The sea is now less than 10 percent of its former size and the eastern basin, which dried up completely, is now known as the Aralkum Desert.
Further, Uzbekistan employed even poorer labor practices. The cotton industry saw state workers directed away from their occupations during harvest season and out to the fields picking cotton. The practice met the definition of “modern slavery” as outlined by the Global Slavery Index, as the workers received little to no compensation for their extra work and were under the alleged threat of expulsion from their state jobs if they did not participate in the harvest.
Labor and agricultural policies were enforced under the leadership of President Islam Karimov, elected in 1991 after Uzbekistan declared independence from the Soviet Union. Shavkat Mirziyoyev became the nation’s second president in 2016 following the death of Karimov. Mirziyoyev has since publicly denounced the traditional labor practice and initiated reforms across the labor and agriculture sectors.
Time for Crop Diversification
A 2013 study on the possible outcomes of developing land for crops besides cotton found a high potential for more efficient water use, as well as farm income for the area’s dryland citizens. The multiyear study indicated that crop diversification would also assist farmers in wetland areas that will be affected by the climate-driven decline water availability. The article concluded that crop diversification was key to sustainable agriculture in Uzbekistan.
That same year, the World Bank financed the Sustainable Agriculture and Climate Change Mitigation project. The project objectives are to introduce renewable energy and technology for energy efficiency to the agriculture (agribusiness and farms) sector, and to improve the degraded irrigated land and water conservation practices.
The project looks to secure the objectives by implementing three components:
- Promotion of renewable energy technologies, especially by supporting the circulation of knowledge and information through training and goods
- Promotion of best practices and technology to mitigate the irrigated land degradation
- Advisory services and project management
In 2014, the Horticulture Development Project initiated the shift in focus from heavily relied-upon exports like cotton to sustainable agriculture in Uzbekistan.

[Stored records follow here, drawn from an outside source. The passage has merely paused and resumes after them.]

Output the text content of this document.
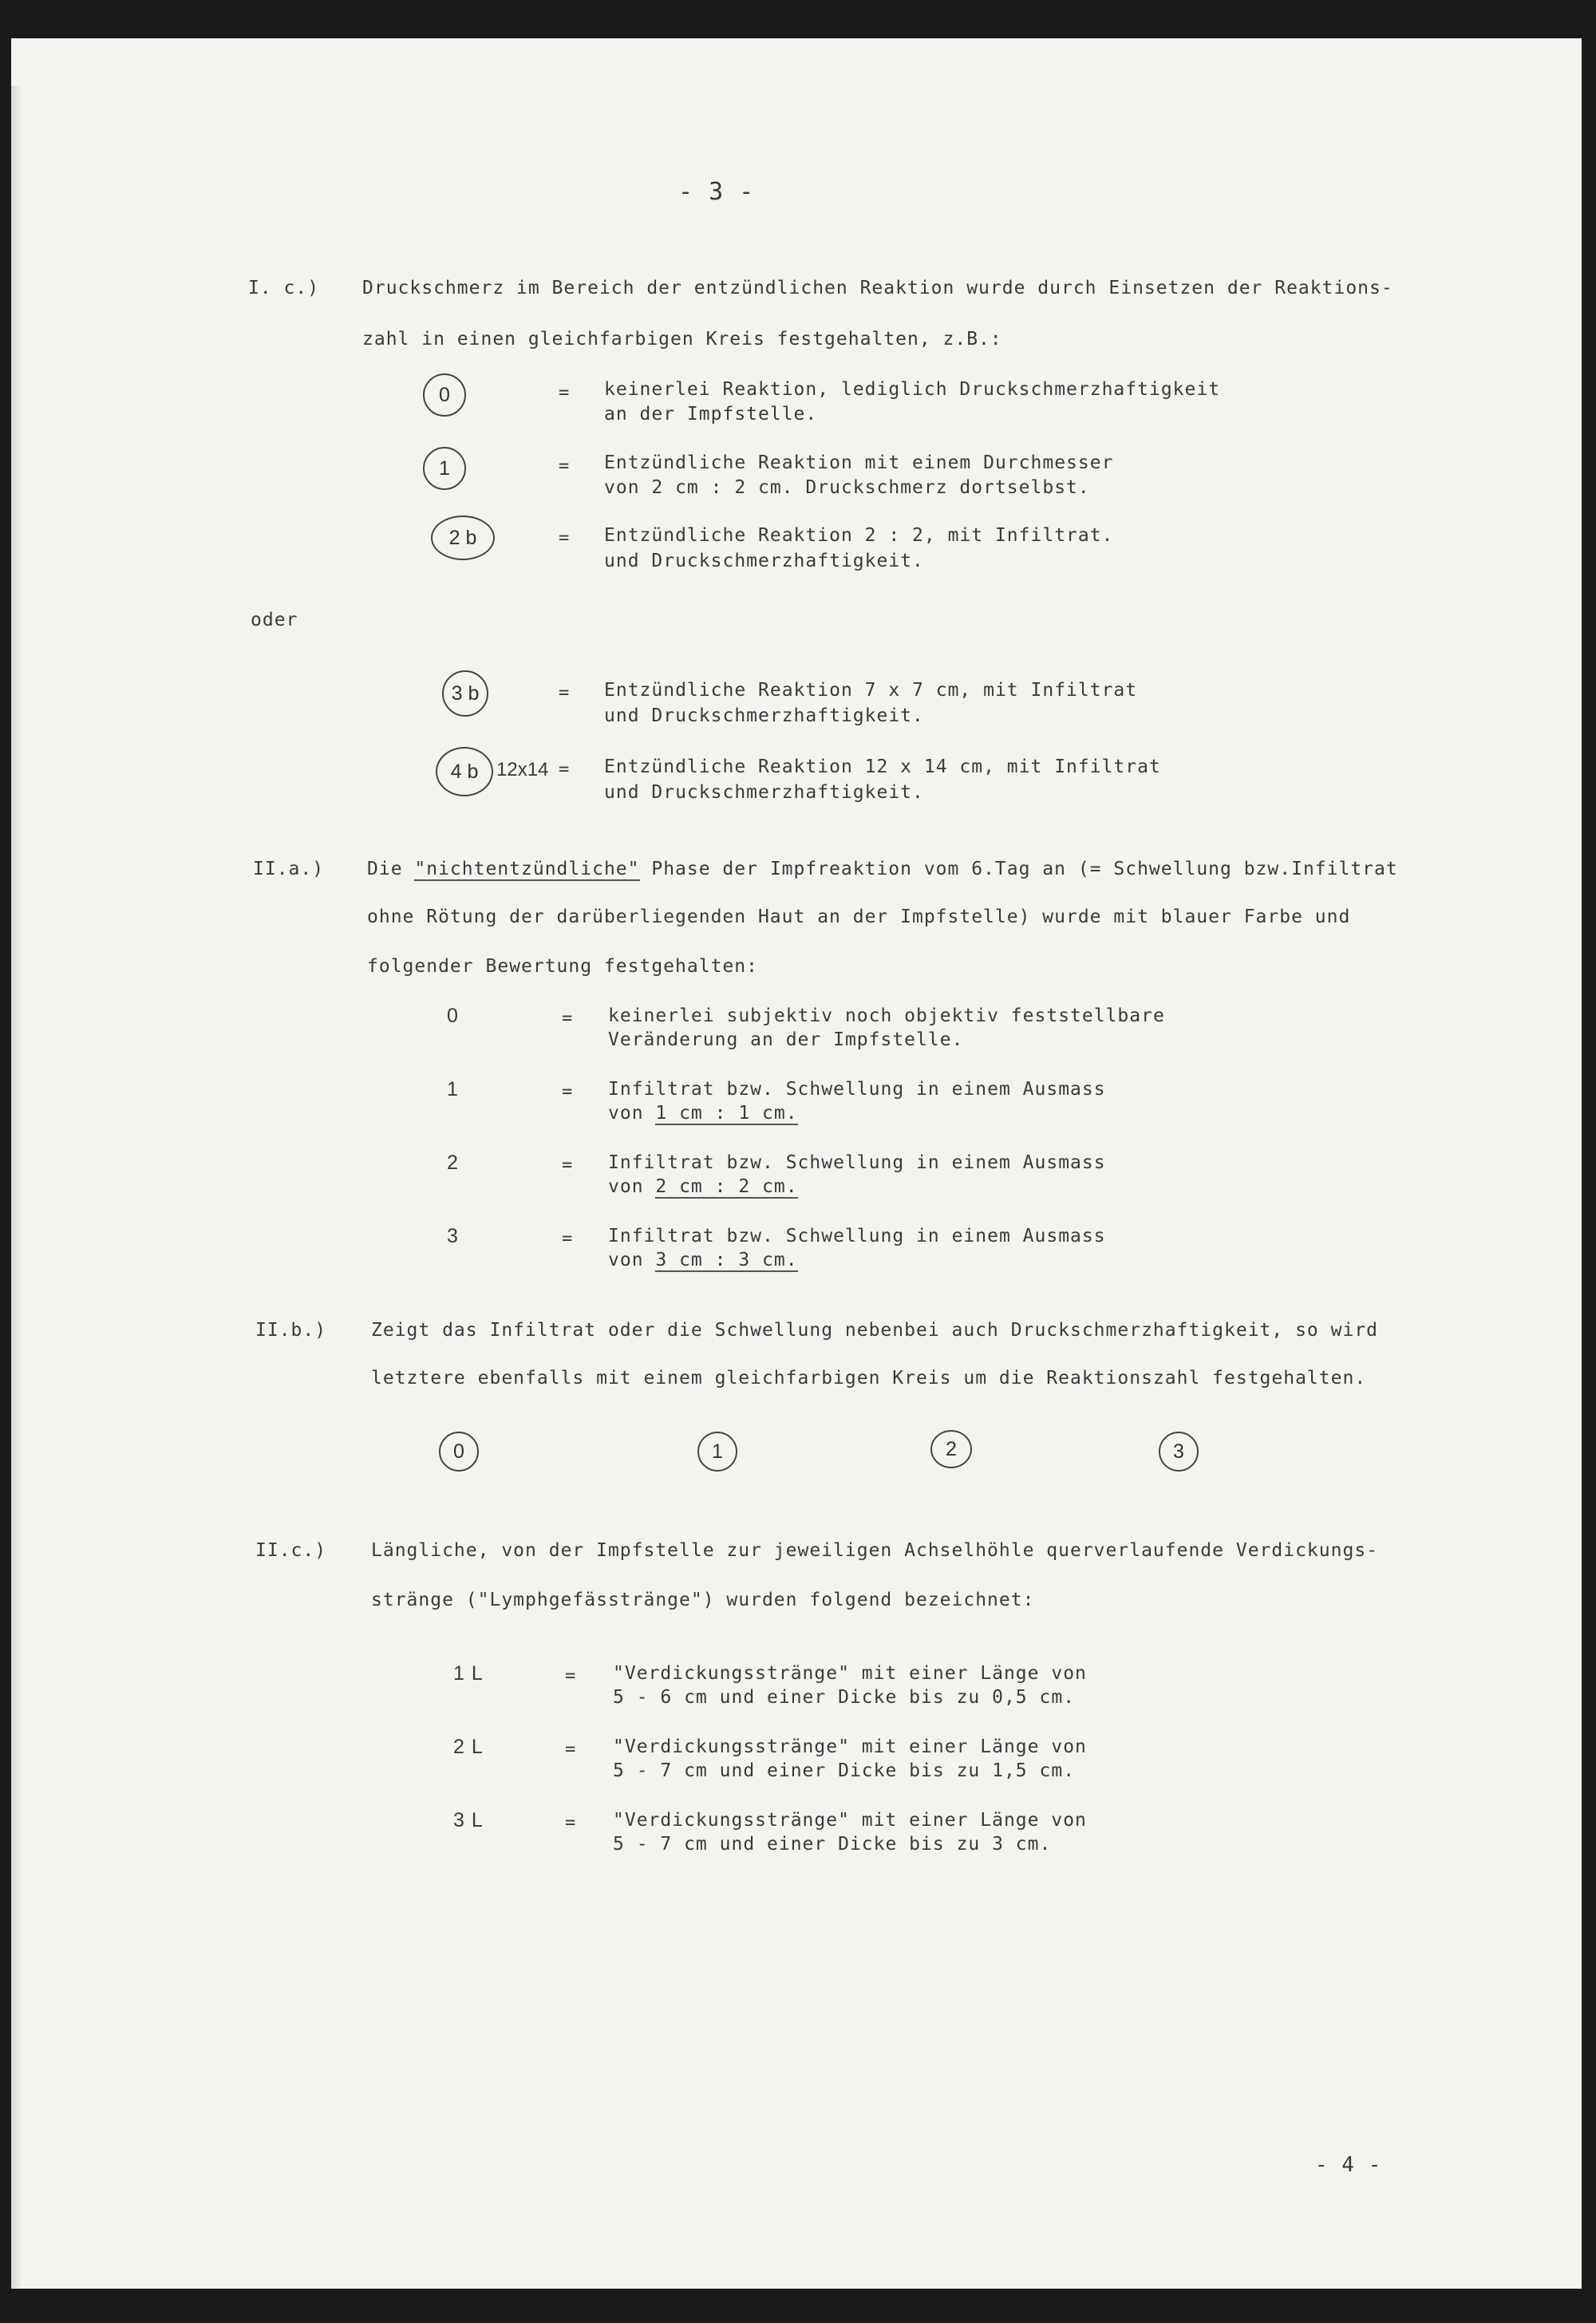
- 3 -
I. c.) Druckschmerz im Bereich der entzündlichen Reaktion wurde durch Einsetzen der Reaktions-
zahl in einen gleichfarbigen Kreis festgehalten, z.B.:
0	= keinerlei Reaktion, lediglich Druckschmerzhaftigkeit
an der Impfstelle.
1	= Entzündliche Reaktion mit einem Durchmesser
von 2 cm : 2 cm. Druckschmerz dortselbst.
2 b	= Entzündliche Reaktion 2 : 2, mit Infiltrat.
und Druckschmerzhaftigkeit.
oder
3 b	= Entzündliche Reaktion 7 x 7 cm, mit Infiltrat
und Druckschmerzhaftigkeit.
4 b 12x14 = Entzündliche Reaktion 12 x 14 cm, mit Infiltrat
und Druckschmerzhaftigkeit.
II.a.) Die "nichtentzündliche" Phase der Impfreaktion vom 6.Tag an (= Schwellung bzw.Infiltrat
ohne Rötung der darüberliegenden Haut an der Impfstelle) wurde mit blauer Farbe und
folgender Bewertung festgehalten:
0	= keinerlei subjektiv noch objektiv feststellbare
Veränderung an der Impfstelle.
1	= Infiltrat bzw. Schwellung in einem Ausmass
von 1 cm : 1 cm.
2	= Infiltrat bzw. Schwellung in einem Ausmass
von 2 cm : 2 cm.
3	= Infiltrat bzw. Schwellung in einem Ausmass
von 3 cm : 3 cm.
II.b.) Zeigt das Infiltrat oder die Schwellung nebenbei auch Druckschmerzhaftigkeit, so wird
letztere ebenfalls mit einem gleichfarbigen Kreis um die Reaktionszahl festgehalten.
0	1	2	3
II.c.) Längliche, von der Impfstelle zur jeweiligen Achselhöhle querverlaufende Verdickungs-
stränge ("Lymphgefässtränge") wurden folgend bezeichnet:
1 L	= "Verdickungsstränge" mit einer Länge von
5 - 6 cm und einer Dicke bis zu 0,5 cm.
2 L	= "Verdickungsstränge" mit einer Länge von
5 - 7 cm und einer Dicke bis zu 1,5 cm.
3 L	= "Verdickungsstränge" mit einer Länge von
5 - 7 cm und einer Dicke bis zu 3 cm.
- 4 -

By growing its own fruits and vegetables, the nation will realize growth in sector-crossing agribusiness and through its more diverse economy.
The project’s three main components include agricultural support services, access to credit and project management. The World Bank partners with the International Finance Corporation for the project to develop solutions to implementing food safety practices, improving competitiveness, agricultural lending and understanding the supply chain.
Uzbekistan must overcome the inheritance of neglectful policies, rising above the mandates of 1950s Soviet Russia and the heavy-handed culture of the Kamirov-led 1990s and 2000s. Through aid and the drive to emerge victorious, Uzbeki will citizens create sustainable agriculture on their way to creating a fully sustainable nation.